Lack of airmanship kills two

Aircraft: Maule M-7-235. Injuries: 2 Fatal. Location: Warrenton, Va. Aircraft damage: Destroyed.

What reportedly happened: The commercial pilot had logged approximately 1,066 hours, but his time in the Maule could not be determined.

According to a CFI who had flown with him on several occasions, the pilot performed turns in the traffic pattern at 45°of bank. In addition, during the most recent instructional flight he pilot did not properly recover the plane after hearing the stall warning horn. The CFI had to instruct the pilot on how to recover from the impending stall.

According to witnesses on the ground at the airport, while turning left from base to final, the Maule appeared to bank in excess of 60°, stalled, and entered an uncontrolled descent.

The post-accident examination revealed no evidence of any pre-impact failure or malfunction.

Based on the witness reports of the airplane’s steep bank angle and sudden decrease in pitch attitude, it is likely the pilot inadvertently stalled the airplane during the base-to-final turn in the traffic pattern.

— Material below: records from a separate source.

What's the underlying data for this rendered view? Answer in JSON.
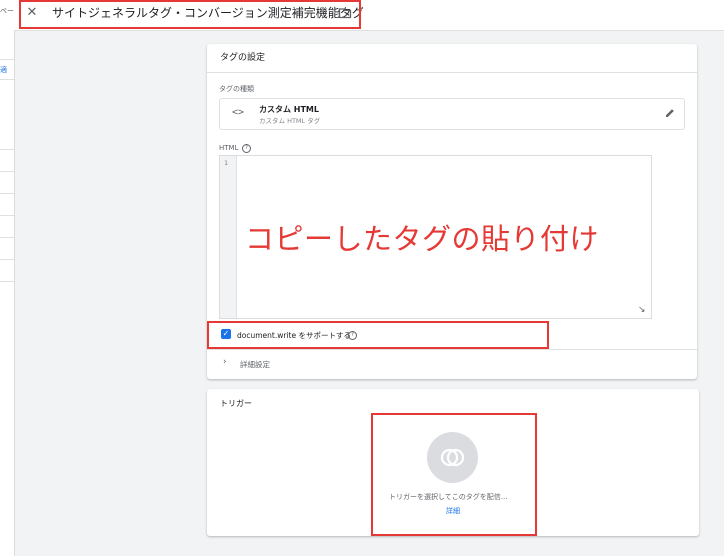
{
  "header": {
    "close_icon": "close-icon",
    "title": "サイトジェネラルタグ・コンバージョン測定補完機能タグ",
    "folder_icon": "folder-icon"
  },
  "left_panel": {
    "fragments": [
      "ペー",
      "適"
    ]
  },
  "tag_config": {
    "heading": "タグの設定",
    "type_label": "タグの種類",
    "type_name": "カスタム HTML",
    "type_subtitle": "カスタム HTML タグ",
    "html_label": "HTML",
    "line_number": "1",
    "annotation": "コピーしたタグの貼り付け",
    "support_document_write_label": "document.write をサポートする",
    "support_document_write_checked": true,
    "advanced_label": "詳細設定"
  },
  "trigger": {
    "heading": "トリガー",
    "prompt": "トリガーを選択してこのタグを配信...",
    "link": "詳細"
  },
  "colors": {
    "highlight": "#e53935",
    "accent": "#1a73e8",
    "background": "#f1f3f4"
  }
}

Probable cause: The pilot’s inadequate airspeed and excessive bank angle while maneuvering for landing, which resulted in an aerodynamic stall.

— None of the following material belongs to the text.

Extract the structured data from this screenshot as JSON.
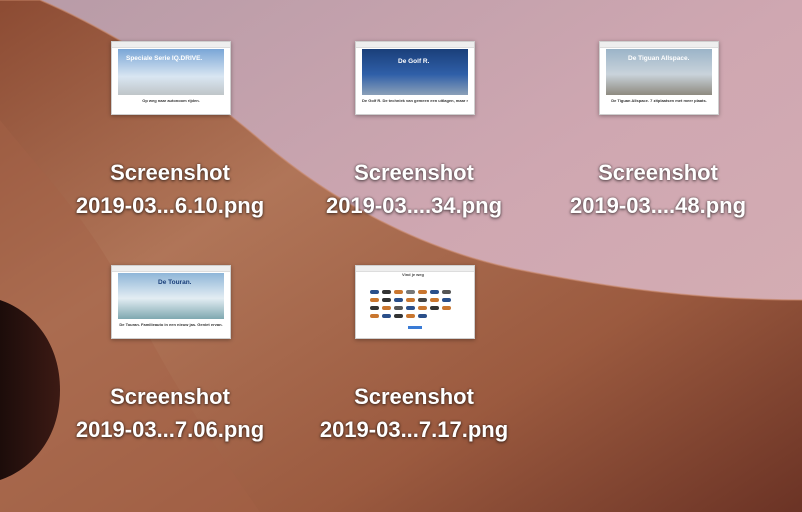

NTSB Identification: ERA11FA443

This August 2011 accident report is provided by the National Transportation Safety Board. Published as an educational tool, it is intended to help pilots learn from the misfortunes of others.


  1. says

    Coming to a panel near you— The low altitude overbank warning system or LAOWS. Consisting of lights, horns, stick shaker and inflatable CFI. Brought to you by the friendly folks at the FAA.

  2. Dietrich Fecht says

    The Maule MX7-235 is a very powerful and capable airplane with easy to handle stall characteristics. Years ago I bought a new one at the Maule factory in Moultrie, GA and flew it from there via Bangor, Goose Bay and Reykjavik to Cologne in Germany. With 10 % over gross weight with all the gas in the ferry tanks. All no problem. I owned it a few years and flew often VFR + IFR across the European Alps with an oxygen bottle in altitudes up to 18,000 + feet. Once I reached an unfamiliar airport at the Mediterranean at a about 6,000 above pattern altitude because I got no clearance to descend early enough. Out of the situation with no space for circling I descended in an absolute stable soft ½ stall so that the tower asked me “are you a helicopter?” to a normal landing. So much to stall characteristics of a Maule MX7-235. The pilot must have done really bad faults to crash with this airplane.

  3. Vaughn S. Price says

    Accident caused by this pilots first Instructor not giving the student accelerated manuever stalls including steep base to final simulation, and not pounding into students head the need for planning a shallow banked turn base to final. I had occasion on an American Airlines transition flight to observe this same mistake made by a DC-6 Captain checking out in a Boeing 707.
    Most accidents I attribute to the lack of proper instruction prior to 1st solo.

  4. Richard Baker says

    The sky, even more so than the sea, is terribly unforgiving of even the slightest mistake. Was a 23 year skydiver and complacency/inattentiveness IS a killer. Always sad to hear of a death in the air.